PENETRATING ABDOMINAL TRAUMA
Computed Tomography
The diagnostic criteria used for interpretation of blunt trauma CT scans cannot be applied to penetrating trauma patients. Presence of free intraperitoneal air or free peritoneal fluid is a sign of peritoneal violation but is not definitive evidence of bowel injury, since air can be introduced into the peritoneal cavity by a bullet or knife wound and free fluid can be the result of bleeding from the peritoneal lining itself (Fig. 3-56). The only unequivocal sign of hollow viscus injury is the presence of extraluminal collections of oral or rectal contrast material (Fig. 3-57). Other CT findings considered highly indicative of bowel injury include the presence of focal bowel wall thickening or discontinuity and a bowel wall hematoma. Mesenteric injuries are confirmed by finding active extravasation of contrast material, as shown by the portal venous and delayed phase scans, or a focal mesenteric hematoma. Injuries to solid organs resulting from penetrating injuries are similar in appearance to those from blunt trauma (Fig. 3-58). Injury to the diaphragm is suspected when the trajectory of the missile or sharp object appears to extend toward or to the diaphragm. More specific signs, however, include finding herniated abdominal content into the chest through the diaphragmatic rent (Fig. 3-59), the CT “collar” sign (focal constriction of herniated abdominal fat or viscera at the site of diaphragmatic defect), and the finding of injured organs on either side of the diaphragm when only one injury was inflicted (thoracoabdominal injury).

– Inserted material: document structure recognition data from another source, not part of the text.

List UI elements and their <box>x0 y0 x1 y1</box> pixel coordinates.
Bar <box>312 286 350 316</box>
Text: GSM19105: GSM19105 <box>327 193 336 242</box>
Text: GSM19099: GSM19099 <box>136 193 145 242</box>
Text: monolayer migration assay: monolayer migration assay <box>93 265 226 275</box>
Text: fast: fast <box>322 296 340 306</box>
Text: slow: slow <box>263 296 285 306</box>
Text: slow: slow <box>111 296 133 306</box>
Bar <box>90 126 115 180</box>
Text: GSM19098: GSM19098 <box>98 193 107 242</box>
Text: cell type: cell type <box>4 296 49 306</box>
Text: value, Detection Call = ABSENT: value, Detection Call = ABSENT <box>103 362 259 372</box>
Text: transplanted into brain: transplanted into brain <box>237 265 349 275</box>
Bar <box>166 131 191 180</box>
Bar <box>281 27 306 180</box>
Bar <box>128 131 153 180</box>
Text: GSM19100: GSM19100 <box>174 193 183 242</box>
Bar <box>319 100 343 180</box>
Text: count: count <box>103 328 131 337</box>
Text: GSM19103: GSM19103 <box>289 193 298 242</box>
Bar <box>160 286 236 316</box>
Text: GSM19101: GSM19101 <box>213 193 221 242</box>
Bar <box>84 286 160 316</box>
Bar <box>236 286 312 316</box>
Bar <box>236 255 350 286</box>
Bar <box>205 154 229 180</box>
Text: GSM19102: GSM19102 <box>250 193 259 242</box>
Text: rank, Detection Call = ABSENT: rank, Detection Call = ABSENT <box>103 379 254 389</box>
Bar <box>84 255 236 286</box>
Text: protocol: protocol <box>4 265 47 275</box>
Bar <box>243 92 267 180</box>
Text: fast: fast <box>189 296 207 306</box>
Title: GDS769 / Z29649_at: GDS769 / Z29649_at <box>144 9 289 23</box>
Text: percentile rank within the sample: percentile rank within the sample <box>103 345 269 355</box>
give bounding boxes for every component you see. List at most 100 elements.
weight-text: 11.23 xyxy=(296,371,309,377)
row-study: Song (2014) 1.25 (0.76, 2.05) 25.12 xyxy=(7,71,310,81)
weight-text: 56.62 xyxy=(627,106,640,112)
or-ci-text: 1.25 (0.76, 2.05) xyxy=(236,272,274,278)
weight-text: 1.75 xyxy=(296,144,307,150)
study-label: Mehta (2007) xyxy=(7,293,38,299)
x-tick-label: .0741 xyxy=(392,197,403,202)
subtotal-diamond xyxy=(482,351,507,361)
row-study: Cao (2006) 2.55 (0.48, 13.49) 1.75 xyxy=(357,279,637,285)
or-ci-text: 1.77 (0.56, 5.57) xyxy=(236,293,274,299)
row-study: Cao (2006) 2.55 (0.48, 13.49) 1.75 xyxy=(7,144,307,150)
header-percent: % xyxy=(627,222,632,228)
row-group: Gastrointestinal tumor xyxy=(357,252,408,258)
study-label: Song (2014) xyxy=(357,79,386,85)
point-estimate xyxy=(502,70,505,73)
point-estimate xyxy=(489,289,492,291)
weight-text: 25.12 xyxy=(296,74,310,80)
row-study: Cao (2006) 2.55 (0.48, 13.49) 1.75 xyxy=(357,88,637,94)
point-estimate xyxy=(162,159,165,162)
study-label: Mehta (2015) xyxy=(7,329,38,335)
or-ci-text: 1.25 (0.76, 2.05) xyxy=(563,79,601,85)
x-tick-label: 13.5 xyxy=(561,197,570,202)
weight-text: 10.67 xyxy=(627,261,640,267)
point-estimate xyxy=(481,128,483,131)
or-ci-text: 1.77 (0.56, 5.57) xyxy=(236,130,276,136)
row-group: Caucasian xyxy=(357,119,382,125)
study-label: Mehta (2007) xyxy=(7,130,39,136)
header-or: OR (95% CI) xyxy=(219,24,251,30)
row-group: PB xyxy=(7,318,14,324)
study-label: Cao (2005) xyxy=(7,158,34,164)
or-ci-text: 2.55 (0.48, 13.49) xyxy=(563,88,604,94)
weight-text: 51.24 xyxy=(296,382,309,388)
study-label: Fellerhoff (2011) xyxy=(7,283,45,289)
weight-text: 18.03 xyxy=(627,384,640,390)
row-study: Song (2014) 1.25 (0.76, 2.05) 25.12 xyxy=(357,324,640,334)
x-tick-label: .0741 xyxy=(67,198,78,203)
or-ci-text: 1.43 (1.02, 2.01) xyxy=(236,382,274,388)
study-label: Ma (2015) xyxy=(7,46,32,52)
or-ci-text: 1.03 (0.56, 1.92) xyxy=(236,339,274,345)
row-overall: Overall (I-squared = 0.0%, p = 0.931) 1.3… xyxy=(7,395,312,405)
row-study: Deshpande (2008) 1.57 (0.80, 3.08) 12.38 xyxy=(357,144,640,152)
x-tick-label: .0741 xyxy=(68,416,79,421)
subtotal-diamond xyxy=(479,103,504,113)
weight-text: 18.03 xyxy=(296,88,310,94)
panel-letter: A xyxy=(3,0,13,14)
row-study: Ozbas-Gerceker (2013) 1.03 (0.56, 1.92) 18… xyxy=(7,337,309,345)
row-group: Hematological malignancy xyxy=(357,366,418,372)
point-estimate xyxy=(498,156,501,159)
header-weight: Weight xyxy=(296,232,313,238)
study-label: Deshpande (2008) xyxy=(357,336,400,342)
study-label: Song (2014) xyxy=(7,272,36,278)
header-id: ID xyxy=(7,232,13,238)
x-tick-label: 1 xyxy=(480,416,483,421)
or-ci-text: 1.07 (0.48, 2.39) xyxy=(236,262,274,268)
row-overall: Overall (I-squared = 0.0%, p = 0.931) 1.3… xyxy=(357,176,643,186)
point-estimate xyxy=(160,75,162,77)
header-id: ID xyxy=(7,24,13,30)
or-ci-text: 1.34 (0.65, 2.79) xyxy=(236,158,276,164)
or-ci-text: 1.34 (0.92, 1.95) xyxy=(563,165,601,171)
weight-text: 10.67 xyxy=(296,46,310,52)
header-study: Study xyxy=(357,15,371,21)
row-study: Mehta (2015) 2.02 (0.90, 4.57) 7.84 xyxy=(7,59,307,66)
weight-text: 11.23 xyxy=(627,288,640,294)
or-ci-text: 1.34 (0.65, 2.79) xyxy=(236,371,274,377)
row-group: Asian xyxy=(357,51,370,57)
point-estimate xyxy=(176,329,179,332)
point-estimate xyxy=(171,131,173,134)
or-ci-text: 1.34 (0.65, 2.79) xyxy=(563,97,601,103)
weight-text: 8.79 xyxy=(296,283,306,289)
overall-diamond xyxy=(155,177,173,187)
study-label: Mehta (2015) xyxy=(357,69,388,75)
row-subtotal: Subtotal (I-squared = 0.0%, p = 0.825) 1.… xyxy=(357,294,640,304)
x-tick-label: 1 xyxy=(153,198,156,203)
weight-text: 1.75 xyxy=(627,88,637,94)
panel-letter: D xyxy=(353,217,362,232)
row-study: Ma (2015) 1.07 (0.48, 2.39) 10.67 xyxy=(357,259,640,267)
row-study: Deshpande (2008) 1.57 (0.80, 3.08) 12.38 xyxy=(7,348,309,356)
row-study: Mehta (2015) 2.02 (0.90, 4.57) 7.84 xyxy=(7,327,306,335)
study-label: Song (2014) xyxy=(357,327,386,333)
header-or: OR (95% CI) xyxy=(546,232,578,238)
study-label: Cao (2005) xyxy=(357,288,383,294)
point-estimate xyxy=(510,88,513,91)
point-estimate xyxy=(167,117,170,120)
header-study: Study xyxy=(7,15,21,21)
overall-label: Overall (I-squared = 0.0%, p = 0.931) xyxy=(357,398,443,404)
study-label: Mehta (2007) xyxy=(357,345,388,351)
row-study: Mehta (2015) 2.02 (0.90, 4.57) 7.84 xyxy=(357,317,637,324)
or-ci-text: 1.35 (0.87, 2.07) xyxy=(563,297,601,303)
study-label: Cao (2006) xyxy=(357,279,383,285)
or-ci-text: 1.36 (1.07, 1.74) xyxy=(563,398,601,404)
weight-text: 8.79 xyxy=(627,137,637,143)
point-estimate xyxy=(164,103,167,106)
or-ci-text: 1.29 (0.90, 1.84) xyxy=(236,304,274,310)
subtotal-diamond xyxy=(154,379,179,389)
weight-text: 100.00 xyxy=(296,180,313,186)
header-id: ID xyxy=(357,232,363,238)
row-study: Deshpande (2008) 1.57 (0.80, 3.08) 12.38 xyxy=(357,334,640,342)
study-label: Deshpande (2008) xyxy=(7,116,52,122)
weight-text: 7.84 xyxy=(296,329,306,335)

CT findings of potential diaphragm injury include a penetrating injury tract that extends to the diaphragm, thickening of the diaphragm, and an isolated focal defect in the normal continuity of the diaphragm without adjacent hemorrhage. If a question concerning the presence of peritoneal penetration persists during the period of clinical observation, laparoscopy should be performed as a definitive test.